Docker Multi-stage Build: Fast, Minimal and Secure Images

Docker Multi-stage Build: Fast, Minimal and Secure Images

Introduced in version v17.05, multi-stage builds feature in Dockerfiles enables you to create smaller container images with better caching and smaller security footprint. Fundamentally, the new syntax allows one to name and reference each stage and copy artifacts between them.

Fast Images

In this example, the second and third stage will build in parallel.

1
2
3
4
5
6
7
8
FROM ubuntu AS base
RUN apt-get update && apt-get install git

FROM base AS src1
RUN git clone ...

FROM base AS src2
RUN git clone ...

Minimal Images

Before multistage builds, one needs quite some heavy lifting to reduce the final image size. Tricks to do so aim at reducing the total number of layers and the size of each layer. It was common to see optimization such as chaining all commands using && as shown in the following example.

1
2
3
4
5
6
FROM debian:wheezy
RUN apt-get update && apt-get install curl ca-certificates
RUN curl -L https://dep.tar.gz -o /tmp/dep.tgz \
    && tar xzf /tmp/dep.zip \
    && mv /tmp/dep/bin/dep /workingdir/bin \
    && rm -rf /tmp/dep*

The reason is that each COPY, RUN, ADD is a new layer. Layers are analogous to git commits. They both represent the delta between two snapshots. If you add and remove the same file, the final result is identical but the aggregated deltas are twice the size. Hence, && not only reduces multiple layers into one but also merges deltas that cancel each other. Without &&, the downloaded zip file or in other cases source code on your local will remain somewhere in the image layers, even though the final image appears not to have them.

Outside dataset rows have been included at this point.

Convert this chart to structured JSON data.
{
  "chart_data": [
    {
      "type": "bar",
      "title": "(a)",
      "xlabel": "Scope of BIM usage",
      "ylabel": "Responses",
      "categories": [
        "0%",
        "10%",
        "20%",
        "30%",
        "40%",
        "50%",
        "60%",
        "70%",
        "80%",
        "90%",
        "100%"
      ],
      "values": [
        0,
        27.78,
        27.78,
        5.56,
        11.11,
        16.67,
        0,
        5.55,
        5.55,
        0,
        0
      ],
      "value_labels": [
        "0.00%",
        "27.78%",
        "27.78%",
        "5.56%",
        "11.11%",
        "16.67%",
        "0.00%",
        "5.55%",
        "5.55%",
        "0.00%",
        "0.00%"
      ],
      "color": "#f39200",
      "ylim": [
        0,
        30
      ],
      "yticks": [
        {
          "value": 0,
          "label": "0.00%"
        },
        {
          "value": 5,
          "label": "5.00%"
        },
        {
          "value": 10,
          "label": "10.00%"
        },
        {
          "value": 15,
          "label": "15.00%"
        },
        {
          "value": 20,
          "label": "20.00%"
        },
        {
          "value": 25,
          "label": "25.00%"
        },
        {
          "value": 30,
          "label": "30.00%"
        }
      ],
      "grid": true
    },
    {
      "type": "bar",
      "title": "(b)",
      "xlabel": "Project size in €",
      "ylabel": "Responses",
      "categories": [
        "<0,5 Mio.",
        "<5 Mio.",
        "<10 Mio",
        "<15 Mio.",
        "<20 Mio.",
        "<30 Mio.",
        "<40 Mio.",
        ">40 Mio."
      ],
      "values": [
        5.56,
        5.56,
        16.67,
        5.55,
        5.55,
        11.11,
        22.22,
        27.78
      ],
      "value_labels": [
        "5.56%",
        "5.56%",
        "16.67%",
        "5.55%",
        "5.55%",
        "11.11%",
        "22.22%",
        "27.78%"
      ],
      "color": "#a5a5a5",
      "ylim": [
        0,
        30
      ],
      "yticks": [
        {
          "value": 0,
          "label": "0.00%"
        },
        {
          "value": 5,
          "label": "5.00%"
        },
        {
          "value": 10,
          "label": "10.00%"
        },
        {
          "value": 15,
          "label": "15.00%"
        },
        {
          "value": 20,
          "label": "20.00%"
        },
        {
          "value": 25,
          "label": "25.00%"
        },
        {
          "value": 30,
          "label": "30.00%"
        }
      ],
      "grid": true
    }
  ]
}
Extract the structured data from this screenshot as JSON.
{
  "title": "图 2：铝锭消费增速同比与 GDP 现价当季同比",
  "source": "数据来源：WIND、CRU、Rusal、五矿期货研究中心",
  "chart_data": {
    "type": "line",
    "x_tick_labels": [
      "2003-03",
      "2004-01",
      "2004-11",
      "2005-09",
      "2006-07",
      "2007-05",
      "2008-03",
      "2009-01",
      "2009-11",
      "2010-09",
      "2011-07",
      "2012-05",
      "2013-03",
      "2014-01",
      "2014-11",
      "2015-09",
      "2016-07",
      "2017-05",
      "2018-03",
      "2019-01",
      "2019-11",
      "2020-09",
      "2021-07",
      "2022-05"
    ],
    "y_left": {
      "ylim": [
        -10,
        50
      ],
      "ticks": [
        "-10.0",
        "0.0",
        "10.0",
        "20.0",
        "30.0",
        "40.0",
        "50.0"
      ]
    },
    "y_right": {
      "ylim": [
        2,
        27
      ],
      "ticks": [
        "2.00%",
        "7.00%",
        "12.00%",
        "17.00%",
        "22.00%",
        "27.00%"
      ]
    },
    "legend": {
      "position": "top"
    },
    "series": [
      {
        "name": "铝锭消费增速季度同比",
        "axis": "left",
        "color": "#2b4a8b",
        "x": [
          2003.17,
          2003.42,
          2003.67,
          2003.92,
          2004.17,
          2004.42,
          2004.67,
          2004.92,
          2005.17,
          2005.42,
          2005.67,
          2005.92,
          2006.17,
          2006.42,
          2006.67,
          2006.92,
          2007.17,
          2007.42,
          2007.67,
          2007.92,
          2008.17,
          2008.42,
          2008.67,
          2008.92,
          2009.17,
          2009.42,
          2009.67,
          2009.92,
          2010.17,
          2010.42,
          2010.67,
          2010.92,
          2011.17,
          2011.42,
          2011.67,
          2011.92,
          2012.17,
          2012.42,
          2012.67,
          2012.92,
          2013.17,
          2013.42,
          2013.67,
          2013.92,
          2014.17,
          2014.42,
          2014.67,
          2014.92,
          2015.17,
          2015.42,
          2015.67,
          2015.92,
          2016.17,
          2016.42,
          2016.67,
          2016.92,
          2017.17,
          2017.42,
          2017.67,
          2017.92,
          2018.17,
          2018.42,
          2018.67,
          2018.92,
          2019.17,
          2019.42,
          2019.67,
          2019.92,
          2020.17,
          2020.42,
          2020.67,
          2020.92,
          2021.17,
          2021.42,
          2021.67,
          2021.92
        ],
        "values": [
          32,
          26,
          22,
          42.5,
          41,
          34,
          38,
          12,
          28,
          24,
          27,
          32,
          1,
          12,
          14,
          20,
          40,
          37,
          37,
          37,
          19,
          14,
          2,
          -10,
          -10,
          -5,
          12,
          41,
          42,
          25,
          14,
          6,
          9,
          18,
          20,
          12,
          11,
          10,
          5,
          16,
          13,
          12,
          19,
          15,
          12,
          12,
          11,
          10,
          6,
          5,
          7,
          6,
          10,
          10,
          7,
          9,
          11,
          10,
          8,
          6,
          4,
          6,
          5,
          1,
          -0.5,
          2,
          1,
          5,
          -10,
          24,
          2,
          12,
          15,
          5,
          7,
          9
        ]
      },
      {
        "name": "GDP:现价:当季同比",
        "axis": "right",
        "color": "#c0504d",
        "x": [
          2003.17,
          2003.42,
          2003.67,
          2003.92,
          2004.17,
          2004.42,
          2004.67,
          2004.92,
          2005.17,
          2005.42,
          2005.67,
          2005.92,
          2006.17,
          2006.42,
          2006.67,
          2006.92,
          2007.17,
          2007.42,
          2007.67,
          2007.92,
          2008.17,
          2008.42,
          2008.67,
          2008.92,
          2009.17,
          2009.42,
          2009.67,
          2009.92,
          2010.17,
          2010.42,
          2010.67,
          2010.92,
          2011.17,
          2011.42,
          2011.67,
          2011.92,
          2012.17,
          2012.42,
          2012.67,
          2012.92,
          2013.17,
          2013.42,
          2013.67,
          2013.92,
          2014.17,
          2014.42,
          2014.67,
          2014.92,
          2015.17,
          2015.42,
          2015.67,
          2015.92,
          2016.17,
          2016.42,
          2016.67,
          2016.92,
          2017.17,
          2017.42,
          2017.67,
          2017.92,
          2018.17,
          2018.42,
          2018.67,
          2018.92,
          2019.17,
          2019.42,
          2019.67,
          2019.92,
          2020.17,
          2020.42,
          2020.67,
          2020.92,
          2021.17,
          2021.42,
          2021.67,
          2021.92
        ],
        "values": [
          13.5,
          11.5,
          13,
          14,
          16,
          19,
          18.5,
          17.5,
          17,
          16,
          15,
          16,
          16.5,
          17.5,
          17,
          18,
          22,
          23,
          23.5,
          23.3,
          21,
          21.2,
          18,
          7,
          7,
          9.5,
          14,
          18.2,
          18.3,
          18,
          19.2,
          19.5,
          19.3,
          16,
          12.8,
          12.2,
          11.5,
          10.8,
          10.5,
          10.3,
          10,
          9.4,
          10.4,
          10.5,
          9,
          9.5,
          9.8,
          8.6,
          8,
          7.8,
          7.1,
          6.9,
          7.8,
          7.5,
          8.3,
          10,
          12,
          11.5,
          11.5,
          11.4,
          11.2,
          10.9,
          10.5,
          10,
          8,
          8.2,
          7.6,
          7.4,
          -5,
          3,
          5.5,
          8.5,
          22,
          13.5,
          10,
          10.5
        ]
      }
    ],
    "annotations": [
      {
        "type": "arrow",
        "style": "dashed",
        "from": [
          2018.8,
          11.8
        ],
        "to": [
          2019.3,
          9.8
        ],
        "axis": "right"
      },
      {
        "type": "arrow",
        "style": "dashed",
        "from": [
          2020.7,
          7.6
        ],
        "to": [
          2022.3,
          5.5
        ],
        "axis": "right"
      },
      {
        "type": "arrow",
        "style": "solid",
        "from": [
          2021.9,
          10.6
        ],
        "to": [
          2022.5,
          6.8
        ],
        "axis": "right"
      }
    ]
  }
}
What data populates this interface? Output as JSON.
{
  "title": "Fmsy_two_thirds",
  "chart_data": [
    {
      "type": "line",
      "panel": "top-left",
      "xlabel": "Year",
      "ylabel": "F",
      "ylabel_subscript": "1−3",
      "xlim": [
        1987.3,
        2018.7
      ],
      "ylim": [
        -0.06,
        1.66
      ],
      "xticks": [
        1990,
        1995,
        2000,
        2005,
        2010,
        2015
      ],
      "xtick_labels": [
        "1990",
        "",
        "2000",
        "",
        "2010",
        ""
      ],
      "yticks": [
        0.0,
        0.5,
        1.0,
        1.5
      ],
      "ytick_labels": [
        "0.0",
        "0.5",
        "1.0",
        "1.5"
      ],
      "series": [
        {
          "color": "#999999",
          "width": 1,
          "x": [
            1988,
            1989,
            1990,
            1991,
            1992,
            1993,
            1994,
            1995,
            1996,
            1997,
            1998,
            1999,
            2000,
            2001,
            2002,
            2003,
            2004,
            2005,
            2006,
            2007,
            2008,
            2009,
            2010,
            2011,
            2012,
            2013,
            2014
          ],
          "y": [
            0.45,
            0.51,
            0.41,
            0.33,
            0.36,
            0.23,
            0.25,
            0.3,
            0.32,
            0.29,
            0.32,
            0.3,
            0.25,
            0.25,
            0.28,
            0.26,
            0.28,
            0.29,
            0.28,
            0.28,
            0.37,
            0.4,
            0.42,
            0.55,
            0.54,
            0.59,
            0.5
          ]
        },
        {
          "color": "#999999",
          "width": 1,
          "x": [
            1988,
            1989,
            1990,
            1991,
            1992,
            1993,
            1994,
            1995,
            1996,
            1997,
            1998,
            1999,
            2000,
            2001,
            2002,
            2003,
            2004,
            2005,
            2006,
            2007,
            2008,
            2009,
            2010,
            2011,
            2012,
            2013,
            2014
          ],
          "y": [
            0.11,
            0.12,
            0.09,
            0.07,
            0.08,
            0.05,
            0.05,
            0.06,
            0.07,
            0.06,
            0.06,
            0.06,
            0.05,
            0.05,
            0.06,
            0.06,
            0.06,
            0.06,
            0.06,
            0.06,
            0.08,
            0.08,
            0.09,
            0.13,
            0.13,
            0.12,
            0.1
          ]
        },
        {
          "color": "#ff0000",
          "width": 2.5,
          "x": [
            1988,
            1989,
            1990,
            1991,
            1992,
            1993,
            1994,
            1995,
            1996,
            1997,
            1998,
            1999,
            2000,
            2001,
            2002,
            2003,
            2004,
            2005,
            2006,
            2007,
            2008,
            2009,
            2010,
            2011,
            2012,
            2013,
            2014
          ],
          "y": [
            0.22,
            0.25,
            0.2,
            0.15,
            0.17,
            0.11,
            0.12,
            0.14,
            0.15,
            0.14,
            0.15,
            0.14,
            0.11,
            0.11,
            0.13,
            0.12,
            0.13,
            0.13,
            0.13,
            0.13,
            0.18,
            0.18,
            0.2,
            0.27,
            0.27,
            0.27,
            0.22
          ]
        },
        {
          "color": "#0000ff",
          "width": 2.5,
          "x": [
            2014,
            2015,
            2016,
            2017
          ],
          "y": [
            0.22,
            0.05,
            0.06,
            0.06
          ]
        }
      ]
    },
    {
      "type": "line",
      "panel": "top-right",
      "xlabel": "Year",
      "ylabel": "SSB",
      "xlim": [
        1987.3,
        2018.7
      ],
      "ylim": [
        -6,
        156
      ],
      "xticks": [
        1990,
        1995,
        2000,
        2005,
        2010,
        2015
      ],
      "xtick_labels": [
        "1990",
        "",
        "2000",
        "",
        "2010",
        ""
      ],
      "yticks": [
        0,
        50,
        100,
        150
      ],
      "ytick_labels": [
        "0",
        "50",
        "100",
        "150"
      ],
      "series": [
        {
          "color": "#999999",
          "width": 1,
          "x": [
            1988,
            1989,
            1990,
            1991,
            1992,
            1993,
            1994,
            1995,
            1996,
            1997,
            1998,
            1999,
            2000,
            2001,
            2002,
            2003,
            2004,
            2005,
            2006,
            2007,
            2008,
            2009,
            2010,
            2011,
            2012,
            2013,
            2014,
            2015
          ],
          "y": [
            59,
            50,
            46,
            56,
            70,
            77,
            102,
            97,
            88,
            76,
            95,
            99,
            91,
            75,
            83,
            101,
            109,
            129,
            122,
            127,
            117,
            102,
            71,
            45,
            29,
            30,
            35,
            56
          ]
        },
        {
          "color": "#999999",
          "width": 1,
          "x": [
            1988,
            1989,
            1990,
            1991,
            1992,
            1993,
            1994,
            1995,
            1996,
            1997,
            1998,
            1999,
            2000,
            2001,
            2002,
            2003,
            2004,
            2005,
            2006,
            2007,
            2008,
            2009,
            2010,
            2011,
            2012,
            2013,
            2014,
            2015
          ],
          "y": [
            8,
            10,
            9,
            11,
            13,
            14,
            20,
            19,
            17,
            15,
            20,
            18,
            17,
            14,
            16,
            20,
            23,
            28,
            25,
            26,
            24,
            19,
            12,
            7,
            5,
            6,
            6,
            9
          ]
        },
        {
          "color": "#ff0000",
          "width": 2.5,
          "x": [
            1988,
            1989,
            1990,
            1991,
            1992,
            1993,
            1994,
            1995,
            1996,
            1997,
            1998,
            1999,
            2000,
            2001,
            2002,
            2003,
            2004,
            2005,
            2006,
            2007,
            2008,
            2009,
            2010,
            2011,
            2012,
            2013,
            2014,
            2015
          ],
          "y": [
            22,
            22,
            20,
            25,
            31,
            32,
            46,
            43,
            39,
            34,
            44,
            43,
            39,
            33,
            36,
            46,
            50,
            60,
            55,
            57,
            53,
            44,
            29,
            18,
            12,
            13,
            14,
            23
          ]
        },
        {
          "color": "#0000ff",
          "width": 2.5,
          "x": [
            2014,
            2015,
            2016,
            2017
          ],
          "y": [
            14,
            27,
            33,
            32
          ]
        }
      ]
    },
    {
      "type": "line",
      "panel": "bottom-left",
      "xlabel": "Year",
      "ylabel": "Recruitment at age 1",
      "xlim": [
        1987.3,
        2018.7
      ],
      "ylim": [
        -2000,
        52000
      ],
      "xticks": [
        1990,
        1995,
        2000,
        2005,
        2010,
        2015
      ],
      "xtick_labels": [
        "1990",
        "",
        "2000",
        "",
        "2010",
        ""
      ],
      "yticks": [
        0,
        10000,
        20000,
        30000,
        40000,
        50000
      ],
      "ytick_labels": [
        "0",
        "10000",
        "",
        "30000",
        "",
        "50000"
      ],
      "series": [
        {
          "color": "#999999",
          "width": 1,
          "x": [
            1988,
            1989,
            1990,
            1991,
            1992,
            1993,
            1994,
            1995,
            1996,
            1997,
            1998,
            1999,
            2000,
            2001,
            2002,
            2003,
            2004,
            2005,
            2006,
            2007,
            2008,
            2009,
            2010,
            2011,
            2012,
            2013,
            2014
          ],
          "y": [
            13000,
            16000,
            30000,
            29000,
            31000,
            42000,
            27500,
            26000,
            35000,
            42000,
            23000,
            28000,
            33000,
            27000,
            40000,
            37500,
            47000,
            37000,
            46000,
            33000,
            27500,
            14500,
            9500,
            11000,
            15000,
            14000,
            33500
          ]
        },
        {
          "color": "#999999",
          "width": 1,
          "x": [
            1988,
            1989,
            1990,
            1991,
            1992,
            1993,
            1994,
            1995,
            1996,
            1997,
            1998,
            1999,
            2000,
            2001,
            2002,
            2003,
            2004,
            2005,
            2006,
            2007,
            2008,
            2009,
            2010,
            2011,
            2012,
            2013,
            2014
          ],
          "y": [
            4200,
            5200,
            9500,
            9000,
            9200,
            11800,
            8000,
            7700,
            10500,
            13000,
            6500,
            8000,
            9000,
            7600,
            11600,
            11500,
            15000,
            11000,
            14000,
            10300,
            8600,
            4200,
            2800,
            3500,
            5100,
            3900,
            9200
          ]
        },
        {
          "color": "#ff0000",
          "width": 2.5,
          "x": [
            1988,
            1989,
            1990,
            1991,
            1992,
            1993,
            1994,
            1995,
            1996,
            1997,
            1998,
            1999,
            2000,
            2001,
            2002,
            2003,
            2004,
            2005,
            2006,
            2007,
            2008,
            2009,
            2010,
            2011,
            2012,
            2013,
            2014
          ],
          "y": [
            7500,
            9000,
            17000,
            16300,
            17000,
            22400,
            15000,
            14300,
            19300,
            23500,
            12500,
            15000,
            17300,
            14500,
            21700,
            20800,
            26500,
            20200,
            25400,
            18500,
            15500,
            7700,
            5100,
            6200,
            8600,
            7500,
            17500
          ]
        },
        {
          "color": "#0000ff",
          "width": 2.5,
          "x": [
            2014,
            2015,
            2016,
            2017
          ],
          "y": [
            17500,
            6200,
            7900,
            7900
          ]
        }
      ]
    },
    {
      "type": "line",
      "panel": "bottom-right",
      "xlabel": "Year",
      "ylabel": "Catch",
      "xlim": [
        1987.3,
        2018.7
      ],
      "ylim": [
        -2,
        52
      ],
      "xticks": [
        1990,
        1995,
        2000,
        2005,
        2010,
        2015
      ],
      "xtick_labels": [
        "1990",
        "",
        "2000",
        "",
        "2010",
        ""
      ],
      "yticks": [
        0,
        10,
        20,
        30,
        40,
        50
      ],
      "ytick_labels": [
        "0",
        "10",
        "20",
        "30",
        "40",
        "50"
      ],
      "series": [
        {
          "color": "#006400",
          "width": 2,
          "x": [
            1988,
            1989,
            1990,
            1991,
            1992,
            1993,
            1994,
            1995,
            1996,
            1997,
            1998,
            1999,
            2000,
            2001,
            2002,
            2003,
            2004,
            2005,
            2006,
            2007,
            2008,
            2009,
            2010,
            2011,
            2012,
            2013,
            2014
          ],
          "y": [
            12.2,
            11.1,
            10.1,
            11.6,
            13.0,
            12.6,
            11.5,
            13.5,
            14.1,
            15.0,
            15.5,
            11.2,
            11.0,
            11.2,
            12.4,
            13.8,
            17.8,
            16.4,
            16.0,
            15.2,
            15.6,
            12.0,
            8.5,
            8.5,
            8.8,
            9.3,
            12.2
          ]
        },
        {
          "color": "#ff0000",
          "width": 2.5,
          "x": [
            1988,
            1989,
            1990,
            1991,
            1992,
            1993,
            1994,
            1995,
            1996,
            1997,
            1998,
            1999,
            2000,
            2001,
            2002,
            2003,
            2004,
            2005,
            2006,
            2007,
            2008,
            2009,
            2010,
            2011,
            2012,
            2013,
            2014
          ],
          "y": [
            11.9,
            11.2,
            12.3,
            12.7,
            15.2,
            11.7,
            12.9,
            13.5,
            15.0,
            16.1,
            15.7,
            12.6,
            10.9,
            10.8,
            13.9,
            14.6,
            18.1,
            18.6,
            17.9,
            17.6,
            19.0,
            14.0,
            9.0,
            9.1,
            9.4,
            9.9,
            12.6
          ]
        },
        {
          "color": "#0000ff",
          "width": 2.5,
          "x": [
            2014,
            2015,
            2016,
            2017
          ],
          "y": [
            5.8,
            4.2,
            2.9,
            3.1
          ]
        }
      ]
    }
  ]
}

This trick works but looks cumbersome. With multistage build, small images are so easy.

1
2
3
4
5
6
7
8
FROM debian:wheezy AS dep
RUN apt-get update
RUN apt-get install curl ca-certificates
RUN curl -L https://dep.tar.gz -o /tmp/dep.tgz
RUN tar xzf /tmp/dep.zip

FROM debian:wheezy
COPY --from=dep /tmp/dep/bin /workingdir/bin

It becomes much easier to read and the final image is just one additional layer on top of the base image debian:wheezy.

Secure Images

Multistage builds also ensure you do not accidentally push secret credentials along with the image. Image there is a private repo that your code needs as a third party dependency. To pull its source you need to mount your ssh key as part of the build. The last thing you want is to leave your key in the layers and shipped as part of the image. Multistage builds offer a clean solution. You could download and build the private source by mounting your ssh key to the first stage, copy over only the binary output to the second stage, and push the second stage. You may argue there is still a layer on your local that keeps that key. It is true, but the key is from your local anyway.